Team Topologies is an approach to designing team-of-teams organizations for fast flow of value.

The approach is based on years of research across many organizations from different industries, different sizes and different technological backgrounds. It addresses the most dreaded challenges in technology:

  1. How to maintain or even accelerate speed of value creation while scaling the organization?
  2. How to evolve an architecture along with the evolution of the organization and avoid that one becomes a blocker for the other and a blocker for the growth of the business?

The approach provides a pattern language and a thinking model, which allows you to identify the team-of-teams design most appropriate for the target architecture and fast flow of value.

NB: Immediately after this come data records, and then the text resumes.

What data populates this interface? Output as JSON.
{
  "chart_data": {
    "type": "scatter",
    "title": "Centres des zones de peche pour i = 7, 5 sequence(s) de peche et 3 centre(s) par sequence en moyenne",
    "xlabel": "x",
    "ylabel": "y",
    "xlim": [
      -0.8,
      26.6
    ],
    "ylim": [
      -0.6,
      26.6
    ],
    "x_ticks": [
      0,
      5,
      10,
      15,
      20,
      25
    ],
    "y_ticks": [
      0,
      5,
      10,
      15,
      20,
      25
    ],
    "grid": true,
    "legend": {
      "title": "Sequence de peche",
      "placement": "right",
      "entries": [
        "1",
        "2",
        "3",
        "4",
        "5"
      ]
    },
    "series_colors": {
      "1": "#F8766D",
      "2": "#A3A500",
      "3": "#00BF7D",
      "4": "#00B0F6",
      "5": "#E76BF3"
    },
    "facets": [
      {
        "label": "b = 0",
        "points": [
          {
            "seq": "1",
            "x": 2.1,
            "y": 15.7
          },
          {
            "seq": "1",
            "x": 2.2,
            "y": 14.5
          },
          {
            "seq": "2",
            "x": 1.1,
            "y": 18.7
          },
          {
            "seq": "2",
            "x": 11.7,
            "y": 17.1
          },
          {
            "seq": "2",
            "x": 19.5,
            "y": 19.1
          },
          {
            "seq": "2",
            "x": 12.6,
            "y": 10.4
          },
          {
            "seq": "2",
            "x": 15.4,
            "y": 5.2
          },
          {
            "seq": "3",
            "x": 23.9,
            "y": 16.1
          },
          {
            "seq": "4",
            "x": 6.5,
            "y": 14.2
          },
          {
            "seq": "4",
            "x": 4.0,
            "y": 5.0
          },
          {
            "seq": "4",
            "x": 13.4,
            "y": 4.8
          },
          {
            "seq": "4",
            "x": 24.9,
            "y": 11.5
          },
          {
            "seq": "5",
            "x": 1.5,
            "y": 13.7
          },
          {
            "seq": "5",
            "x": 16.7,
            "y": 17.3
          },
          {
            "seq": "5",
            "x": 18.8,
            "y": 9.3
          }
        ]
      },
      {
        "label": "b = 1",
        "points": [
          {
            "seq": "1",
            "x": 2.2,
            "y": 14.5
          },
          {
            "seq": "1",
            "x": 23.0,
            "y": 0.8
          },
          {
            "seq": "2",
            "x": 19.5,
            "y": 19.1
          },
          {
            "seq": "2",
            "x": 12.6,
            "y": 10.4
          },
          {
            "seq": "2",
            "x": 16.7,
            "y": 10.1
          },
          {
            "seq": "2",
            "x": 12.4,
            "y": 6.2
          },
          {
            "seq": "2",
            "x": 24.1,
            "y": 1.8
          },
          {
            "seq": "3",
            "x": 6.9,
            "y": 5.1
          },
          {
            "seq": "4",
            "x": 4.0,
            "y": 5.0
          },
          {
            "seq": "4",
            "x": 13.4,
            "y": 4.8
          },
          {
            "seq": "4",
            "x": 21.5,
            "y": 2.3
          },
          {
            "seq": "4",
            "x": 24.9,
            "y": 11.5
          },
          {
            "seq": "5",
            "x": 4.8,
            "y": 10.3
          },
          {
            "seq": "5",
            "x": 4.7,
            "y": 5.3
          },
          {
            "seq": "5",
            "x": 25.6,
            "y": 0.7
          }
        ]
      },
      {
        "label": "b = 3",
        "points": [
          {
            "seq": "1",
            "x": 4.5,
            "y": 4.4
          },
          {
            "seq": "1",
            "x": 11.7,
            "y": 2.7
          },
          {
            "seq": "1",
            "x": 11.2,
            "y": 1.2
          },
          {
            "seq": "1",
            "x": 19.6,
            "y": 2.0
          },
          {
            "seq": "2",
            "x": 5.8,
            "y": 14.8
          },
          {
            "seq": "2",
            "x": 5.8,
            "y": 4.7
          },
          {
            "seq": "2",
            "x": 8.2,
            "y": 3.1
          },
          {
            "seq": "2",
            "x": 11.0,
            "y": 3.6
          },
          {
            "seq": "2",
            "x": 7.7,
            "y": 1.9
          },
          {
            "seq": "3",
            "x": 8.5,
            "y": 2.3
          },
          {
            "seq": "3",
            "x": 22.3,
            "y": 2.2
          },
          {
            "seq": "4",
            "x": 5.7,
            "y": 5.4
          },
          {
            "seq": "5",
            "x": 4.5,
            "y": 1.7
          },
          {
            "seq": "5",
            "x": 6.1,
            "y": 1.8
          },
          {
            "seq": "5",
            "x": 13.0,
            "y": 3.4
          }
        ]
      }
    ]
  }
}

As you can see, they are trying to optimize one of the modern organization challanges: flow. But what is flow anyway?

Flow

In the context of the book, flow means delivering the work smoothly and continuously. It is all about bringing the value to the user/customer as short, fast, robust as possible. This is not a new challenge itself. For years scientists or businessmen are trying to find an ultimate solution for the same problem. We have heard many of them such as Lean, Kanban, Agile, DevOps, SaFE etc. In fact, they all are effective frameworks however there is no one framework solves it all! Those are solutions to different problems. Therefore we also need to understand what Team Topologies tries to solve and how?

Ideally each organization/team or process should be optimized specifically based on its needs. We need to understand all those frameworks and then apply them when needed.

I already ordered a copy of the book, and looking forward to read it.

I will share more when I read the book further and learn from it.